Philosopha said:
Wikipedia showes a "mass" (not particle!) ratio of 2:1 at the time when the CMB was emitted. The graph includes a large portion of photon/neutrino mass thus tipping the ratio to 2:1, if including these particles. A friend already explained to me that this was so, because Photons at that age had a much higher energy than today, therefore the higher mass in the wikipedia graph by the mass equivalence.
http://en.wikipedia.org/wiki/Dark_matter
OK, I understand the terminology. It is more common to quantify the cosmological sources by their energy density. It doesn't really make sense to say that this is equivalent to mass for photons, but for nonrelativistic particles, most of the energy is in the mass.
However, the pressure imprint is caused by baryonic pressur against photons. So it should only be the mass of baryon to DM ratio in the CMB that matters for what we see? So we should 'see' a ratio of 63:12 (5:1) baryons to DM? Is that what we see experimentally? I couldn't find info on that and was just wondering if that was the actual case.
I believe that the pressure term in the equation of state for baryonic and nonbaryonic matter is set to zero in these calculations. There is some discussion in
this thread, but basically it's just understood that a contribution from pressure, even for baryons, is much smaller than the experimental precision, so we wouldn't gain anything from adding it. On much smaller scales relevant to astrophysics of stars and the like, of course we can't ignore the pressure.

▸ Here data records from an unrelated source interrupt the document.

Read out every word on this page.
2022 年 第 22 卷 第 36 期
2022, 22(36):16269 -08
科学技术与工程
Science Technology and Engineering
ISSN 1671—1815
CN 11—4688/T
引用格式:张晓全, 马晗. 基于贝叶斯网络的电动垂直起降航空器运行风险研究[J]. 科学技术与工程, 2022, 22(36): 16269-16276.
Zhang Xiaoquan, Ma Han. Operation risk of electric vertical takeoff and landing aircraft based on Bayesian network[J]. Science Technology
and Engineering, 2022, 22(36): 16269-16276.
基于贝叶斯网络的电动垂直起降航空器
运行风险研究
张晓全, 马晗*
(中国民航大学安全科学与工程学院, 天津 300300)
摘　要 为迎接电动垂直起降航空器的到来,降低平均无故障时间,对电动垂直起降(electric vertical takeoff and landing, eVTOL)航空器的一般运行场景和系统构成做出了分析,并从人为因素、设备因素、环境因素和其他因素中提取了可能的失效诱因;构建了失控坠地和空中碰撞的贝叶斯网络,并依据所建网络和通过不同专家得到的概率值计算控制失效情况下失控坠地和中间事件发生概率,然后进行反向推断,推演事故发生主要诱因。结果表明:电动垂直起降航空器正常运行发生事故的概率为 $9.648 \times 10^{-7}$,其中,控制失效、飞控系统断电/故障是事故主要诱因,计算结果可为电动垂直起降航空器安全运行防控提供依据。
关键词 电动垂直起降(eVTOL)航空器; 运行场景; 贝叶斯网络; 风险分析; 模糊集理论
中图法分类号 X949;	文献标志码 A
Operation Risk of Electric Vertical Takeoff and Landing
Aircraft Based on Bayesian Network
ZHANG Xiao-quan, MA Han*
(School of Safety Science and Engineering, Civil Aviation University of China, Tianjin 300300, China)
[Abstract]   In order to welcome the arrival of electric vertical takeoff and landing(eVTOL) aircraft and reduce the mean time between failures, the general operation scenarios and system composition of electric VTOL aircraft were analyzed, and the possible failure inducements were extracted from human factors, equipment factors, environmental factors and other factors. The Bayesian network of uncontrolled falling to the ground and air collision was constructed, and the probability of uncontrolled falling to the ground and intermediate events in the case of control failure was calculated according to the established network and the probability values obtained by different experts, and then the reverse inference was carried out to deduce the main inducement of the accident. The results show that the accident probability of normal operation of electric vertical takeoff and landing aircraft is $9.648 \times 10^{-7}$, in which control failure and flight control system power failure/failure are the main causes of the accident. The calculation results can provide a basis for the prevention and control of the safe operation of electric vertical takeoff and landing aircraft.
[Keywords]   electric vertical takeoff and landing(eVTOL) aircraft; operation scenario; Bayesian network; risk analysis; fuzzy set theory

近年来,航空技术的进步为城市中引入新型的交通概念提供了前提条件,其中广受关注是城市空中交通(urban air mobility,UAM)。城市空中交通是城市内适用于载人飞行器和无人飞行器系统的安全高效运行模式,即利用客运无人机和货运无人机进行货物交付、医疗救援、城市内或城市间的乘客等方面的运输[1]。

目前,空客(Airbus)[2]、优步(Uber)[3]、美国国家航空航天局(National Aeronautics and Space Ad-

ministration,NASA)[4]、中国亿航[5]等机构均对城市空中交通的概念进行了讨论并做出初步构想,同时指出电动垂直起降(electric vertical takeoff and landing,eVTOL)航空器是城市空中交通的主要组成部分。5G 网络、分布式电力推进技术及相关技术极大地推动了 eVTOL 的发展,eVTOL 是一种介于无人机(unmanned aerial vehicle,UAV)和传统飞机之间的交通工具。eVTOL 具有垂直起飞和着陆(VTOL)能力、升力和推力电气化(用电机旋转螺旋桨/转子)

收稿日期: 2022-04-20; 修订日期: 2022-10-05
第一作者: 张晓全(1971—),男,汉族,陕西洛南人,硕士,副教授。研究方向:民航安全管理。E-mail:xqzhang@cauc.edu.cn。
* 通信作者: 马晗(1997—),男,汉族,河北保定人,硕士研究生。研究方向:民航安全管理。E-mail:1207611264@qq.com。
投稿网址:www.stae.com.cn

Now, the way the energy densities appear is through the Friedmann equation as appears in
this section:
$$\frac{H^2}{H_0^2} = \Omega_R a^{-4} + \Omega_M a^{-3} + \Omega_k a^{-2} + \Omega_{\Lambda}.$$
Here ##\Omega_M## is the combined baryonic and dark matter contribution. So the first-order measurements don't determine the relative amounts of baryonic vs. dark matter.
The way the dark matter % is determined is to look at the
anisotropy of the CMB. There is now a contribution from the interaction between photons and baryons at the surface of last scattering. I am not familiar with the detailed description of this part of the modeling, but there is an interesting http://lambda.gsfc.nasa.gov/education/cmb_plotter/ that let's you tune the cosmological parameters to match the observed power spectrum.
Hu and White seems like an important reference for the technical details.